I’ve been lucky to have had some really talented teachers in my life, and IME they’ve combined teaching talent, a habit of actually looking at the people they teach (seriously, that bit of attentive, personal communication is a sort of exchange of trust that opens the learning mind), the freedom to teach as they wanted, and a passion for the subject. They don’t even have to be experts in the subject; they just have to know something I don’t and be excited about it.
“Teach children” isn’t quite a complete transitive-verb sentence. If you diagram it (hah) with the real world in mind you find an elided preposition, “to,” before “children.” So you still need an object, something to teach them. Something you yourself take visible pleasure in knowing.
I got a chance to co-teach a class in environmental journalism some years back, and found I had a couple of basic things to tell the youngsters there.
One: take science courses. Doesn’t much matter which; any subject there will give you a clue on how to research, and more important a sense of what’s likely and what isn’t, so you won’t be falling for the cranks.
Two, as I’d been telling aspiring writers for years before I made money at it myself: Yes, get your writing chops and keep practicing. But look around the great big world and find something you love more than you love writing or words. That’s what you write about.

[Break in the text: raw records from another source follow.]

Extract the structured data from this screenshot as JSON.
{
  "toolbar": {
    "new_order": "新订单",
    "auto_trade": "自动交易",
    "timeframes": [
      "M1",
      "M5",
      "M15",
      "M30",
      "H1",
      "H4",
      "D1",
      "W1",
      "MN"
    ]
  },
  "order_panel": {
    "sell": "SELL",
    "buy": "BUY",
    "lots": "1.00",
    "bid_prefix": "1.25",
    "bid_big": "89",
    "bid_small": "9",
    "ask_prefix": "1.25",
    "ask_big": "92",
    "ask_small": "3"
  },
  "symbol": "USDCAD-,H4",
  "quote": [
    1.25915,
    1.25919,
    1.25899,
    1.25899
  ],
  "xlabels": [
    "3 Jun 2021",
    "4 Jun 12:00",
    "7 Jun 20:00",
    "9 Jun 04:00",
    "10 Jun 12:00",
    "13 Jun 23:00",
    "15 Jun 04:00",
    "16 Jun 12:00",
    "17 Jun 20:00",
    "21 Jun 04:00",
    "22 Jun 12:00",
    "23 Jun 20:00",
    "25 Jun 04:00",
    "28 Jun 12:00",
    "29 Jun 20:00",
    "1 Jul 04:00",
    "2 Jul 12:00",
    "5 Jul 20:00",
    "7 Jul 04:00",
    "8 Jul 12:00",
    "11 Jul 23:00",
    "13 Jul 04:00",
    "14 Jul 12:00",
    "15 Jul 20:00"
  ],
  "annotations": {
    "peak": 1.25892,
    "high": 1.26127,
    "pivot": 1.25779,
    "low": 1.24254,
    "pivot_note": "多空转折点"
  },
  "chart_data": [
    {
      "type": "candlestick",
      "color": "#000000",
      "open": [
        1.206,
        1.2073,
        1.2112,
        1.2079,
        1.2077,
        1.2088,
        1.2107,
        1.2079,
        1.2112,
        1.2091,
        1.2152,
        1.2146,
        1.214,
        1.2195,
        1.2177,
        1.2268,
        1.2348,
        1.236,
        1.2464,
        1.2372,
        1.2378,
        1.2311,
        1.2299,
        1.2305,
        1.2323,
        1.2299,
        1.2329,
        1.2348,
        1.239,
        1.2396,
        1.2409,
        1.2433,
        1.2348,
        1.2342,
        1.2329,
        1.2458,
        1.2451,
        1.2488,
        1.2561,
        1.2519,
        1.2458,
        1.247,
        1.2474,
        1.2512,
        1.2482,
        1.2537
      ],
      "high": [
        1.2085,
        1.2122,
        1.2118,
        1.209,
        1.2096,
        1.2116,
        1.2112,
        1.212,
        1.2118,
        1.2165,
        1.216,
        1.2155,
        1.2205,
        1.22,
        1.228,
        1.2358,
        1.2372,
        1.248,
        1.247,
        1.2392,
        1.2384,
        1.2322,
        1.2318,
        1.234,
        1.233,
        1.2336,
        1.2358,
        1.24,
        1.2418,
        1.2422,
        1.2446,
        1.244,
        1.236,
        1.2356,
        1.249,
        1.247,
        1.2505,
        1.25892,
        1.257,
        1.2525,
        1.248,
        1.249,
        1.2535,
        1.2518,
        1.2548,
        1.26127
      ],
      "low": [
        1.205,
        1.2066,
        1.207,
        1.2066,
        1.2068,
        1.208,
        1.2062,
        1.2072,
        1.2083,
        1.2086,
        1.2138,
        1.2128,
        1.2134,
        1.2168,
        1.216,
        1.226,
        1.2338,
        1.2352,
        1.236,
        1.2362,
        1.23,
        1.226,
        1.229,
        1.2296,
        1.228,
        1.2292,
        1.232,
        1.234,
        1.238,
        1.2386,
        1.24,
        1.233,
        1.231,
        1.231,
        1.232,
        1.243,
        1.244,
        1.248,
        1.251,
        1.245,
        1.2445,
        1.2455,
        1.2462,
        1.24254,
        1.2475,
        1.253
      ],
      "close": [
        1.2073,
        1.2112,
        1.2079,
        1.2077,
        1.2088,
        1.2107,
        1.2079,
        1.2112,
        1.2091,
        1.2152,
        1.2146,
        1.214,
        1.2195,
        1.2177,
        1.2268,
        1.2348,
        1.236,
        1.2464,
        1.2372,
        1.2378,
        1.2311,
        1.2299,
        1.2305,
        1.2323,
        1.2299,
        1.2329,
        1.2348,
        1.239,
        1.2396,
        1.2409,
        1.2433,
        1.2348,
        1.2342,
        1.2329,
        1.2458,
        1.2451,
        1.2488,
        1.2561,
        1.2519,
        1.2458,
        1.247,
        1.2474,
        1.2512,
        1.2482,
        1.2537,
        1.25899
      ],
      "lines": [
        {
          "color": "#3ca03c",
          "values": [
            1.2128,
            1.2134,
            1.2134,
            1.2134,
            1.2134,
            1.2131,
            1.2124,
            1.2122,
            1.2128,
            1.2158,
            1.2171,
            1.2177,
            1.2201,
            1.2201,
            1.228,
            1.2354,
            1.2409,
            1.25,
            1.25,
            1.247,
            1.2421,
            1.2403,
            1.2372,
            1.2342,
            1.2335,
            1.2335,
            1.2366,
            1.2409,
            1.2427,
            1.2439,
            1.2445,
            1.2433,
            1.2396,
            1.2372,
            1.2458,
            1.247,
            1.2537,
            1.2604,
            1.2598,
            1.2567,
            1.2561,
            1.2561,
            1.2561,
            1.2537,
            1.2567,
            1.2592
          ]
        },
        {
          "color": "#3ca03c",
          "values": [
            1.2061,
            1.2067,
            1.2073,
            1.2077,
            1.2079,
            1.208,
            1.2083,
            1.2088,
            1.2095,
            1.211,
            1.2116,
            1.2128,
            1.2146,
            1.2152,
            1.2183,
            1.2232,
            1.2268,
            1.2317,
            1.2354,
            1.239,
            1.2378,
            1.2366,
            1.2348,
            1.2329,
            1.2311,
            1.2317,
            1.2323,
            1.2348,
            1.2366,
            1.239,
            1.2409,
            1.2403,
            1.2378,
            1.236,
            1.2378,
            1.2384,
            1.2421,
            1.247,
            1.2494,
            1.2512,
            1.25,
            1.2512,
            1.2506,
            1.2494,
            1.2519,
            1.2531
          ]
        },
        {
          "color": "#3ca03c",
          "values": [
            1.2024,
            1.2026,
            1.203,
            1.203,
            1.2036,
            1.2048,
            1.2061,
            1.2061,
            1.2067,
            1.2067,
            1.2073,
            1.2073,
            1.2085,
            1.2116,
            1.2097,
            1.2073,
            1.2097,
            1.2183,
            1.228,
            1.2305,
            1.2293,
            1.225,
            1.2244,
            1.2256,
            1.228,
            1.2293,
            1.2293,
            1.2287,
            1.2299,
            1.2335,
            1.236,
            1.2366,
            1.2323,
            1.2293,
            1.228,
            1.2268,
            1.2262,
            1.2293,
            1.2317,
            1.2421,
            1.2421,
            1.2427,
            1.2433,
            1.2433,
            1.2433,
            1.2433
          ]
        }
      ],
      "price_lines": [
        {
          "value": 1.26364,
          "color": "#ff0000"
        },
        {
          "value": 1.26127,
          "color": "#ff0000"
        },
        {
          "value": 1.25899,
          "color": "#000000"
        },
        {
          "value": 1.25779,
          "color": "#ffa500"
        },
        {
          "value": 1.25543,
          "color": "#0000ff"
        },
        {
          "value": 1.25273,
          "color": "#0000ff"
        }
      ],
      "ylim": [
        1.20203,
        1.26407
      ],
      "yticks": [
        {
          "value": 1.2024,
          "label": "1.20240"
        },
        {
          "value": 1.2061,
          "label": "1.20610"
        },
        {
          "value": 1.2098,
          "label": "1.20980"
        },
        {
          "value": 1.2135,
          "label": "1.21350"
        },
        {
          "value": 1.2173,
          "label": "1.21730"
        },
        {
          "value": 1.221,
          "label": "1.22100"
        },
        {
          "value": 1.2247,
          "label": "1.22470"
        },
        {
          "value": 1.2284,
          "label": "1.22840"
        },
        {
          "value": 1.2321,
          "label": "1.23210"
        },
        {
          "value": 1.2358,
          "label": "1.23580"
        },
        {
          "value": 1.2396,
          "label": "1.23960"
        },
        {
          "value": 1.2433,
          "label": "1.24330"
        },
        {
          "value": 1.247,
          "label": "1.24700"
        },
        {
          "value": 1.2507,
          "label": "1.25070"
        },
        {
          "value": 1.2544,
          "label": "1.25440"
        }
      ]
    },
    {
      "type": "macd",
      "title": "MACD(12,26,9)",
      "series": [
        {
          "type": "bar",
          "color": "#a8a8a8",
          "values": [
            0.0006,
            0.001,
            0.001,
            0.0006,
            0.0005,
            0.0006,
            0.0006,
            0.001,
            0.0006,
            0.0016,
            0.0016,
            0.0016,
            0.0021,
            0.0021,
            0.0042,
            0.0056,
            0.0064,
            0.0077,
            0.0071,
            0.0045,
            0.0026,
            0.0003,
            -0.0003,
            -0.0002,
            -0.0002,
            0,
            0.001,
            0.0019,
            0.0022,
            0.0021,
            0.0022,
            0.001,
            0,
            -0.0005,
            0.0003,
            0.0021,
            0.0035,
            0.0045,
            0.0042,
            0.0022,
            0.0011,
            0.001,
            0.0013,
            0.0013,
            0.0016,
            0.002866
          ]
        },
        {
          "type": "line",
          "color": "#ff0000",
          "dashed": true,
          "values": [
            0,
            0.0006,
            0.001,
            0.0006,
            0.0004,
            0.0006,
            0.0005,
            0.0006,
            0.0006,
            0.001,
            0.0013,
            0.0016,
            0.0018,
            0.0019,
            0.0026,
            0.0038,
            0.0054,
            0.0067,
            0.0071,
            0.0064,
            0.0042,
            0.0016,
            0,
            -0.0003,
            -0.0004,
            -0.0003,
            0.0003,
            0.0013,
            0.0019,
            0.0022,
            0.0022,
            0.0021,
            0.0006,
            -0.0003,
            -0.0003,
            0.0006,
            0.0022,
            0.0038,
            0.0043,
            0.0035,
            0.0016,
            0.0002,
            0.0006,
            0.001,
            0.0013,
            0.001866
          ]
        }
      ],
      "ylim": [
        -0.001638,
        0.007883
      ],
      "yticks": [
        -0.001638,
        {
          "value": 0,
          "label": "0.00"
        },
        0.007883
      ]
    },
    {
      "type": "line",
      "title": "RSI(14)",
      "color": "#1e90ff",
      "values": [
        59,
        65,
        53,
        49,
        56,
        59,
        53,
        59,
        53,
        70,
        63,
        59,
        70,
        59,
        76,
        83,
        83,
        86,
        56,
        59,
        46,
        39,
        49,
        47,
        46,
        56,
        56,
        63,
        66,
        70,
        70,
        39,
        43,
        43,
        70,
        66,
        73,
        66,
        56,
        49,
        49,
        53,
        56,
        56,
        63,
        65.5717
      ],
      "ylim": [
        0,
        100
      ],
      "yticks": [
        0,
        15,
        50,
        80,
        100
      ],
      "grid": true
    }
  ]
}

Seems to me there’s something like that to apply to teaching. The example of joy and passion, that’s a great big deal. It doesn’t matter if your favorite thing isn’t something any particular student will glom onto; different things reach different people and seeing that it’s a pleasure to get into your subject is just as important as getting them past some standardized test. (More so, of course, but those damned tests, ugh, another bad filter.)
I’m creeping up on 60 and have lately met rather a lot of hot seniors. One of the first things you learn in the field when birding is to attach yourself like a limpet to the various heads of white hair you encounter; same applies to gardening, a passion Joe and I came to via birding and what we write about for most of our income now. What I find common to the most knowledgeable people, the people who find out new things for all of us, is passion.
Intelligence, IME, is not so much capability as it is appetite.
Communicating that appetite, now isn’t that an interesting problem we have to play with?
Posted by: Ron Sullivan
1 | By: VS on June 5, 2008 at 08:28 AM
Sadly, I suspect a lot of teachers have been doing exactly that - teaching children. There are a lot of tall children around these days, and it isn’t just that I’m getting older. “Everyone’s a winner if they just do their best!” needs to be phased out around the same age as the Tooth Fairy. The real world doesn’t pat you on the back for doing your best *unless* you also do it *right*.
We’ve been watching the audition process for a dance competition on tv. There are a lot of people in their late 20’s who seem to expect to be chosen for the competition over trained dancers because they “did their best and had fun” - and because they reeeeeaaaaaalllllyyyyy waaaaant to be in the show. What???? How is that a substitute for either technique or talent???? They seem to honestly believe that that’s enough to get them whatever they want.
Excuse me, I think I hear the barbarians at the gates… Where did I leave my fiddle?